# 03 Dictionaries and Sets
Some notes, observations and questions along chapter 03.

[Internals of sets and dicts](https://www.fluentpython.com/extra/internals-of-sets-and-dicts/) explains how dicts and sets are build on top of hash tables and what that means.

### Modern dict Syntax

In [2]:
# dict unpacking with **
def dump(**kwargs):
    return kwargs

dump(**{'x': 1}, y=2, **{'z': 3}) # it's unpacking and packing in the same step

{'x': 1, 'y': 2, 'z': 3}

In [3]:
# Merging Mappings with | and |= (the pipe is an union operator)
d1 = {'a': 1, 'b': 3}
d2 = {'a': 2, 'b': 4, 'c': 6}
d1 | d2 # note when same key, the later values replace the earlier ones

{'a': 2, 'b': 4, 'c': 6}

### Pattern Matching with Mappings

-especially useful for communicating with databases and JSON files (which are similar to dicts)

### Standard API of Mapping Types

- from Python glossary about what is hasable:

"An object is hashable if it has a hash code which never changes during its lifetime (it needs a __hash__() method), and can be compared to other objects (it needs an __eq__() method). Hashable objects which compare equal must have the same hash code."

- Numeric types and flat immutable types str and bytes are all hashable. 
- Container types are hashable if they are immutable and all contained objects are also hashable.

### Automatic Handling of Missing Keys

defaultdict: Another Take on Missing Keys

- creates items with a default value on demand whenever a missing key is searched using d[k] syntax

In [35]:
from collections import defaultdict

d = defaultdict(list) # list is the default value
d

defaultdict(list, {})

In [8]:
d['a'] # creating a key 'a' that has the default value

[]

In [10]:
d # key and default value are permanently part of the object

defaultdict(list, {'a': []})

"when instantiating a defaultdict, you provide a callable to produce a default value whenever __getitem__ is passed a nonexistent key argument."

- list is a callable, because then list() will be called if a key is not found (question: is any class instantiation at the same time an act of calling a callable?)
- this callable is held in an instance attribute called "default_factory":

In [13]:
d.default_factory

list

The `default_factory` attribute and the use of a `__missing__` method are the only differences between a regular dict and defaultdict.
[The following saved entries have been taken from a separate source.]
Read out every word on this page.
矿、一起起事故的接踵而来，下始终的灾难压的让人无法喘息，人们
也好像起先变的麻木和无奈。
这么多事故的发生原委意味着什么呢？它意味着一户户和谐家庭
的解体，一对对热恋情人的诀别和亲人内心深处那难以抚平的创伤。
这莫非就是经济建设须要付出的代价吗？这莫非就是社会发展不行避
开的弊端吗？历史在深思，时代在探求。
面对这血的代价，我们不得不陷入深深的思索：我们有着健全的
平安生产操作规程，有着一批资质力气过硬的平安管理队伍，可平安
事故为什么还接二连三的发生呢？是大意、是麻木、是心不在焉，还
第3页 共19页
We can also only extend on a dict. When we implement a `__missing__` method on a class subclassing dict, then the `instance.__getitem__` will automatically call the `__missing__` method instead or raising a KeyError.

In [32]:
class StrKeyDict0(dict):

    def __missing__(self, key): # called from within __getitem__ if key is missing
        if isinstance(key, str):
            raise KeyError(key)
        return self[str(key)]

    def get(self, key, default=None): 
        # The get method delegates to __getitem__ by using the self[key] notation; 
        # that gives the opportunity for our __missing__ to act.
        try:
            return self[key]
        except KeyError:
            return default

In [33]:
d = StrKeyDict0([('2', 'two'), ('4', 'four')])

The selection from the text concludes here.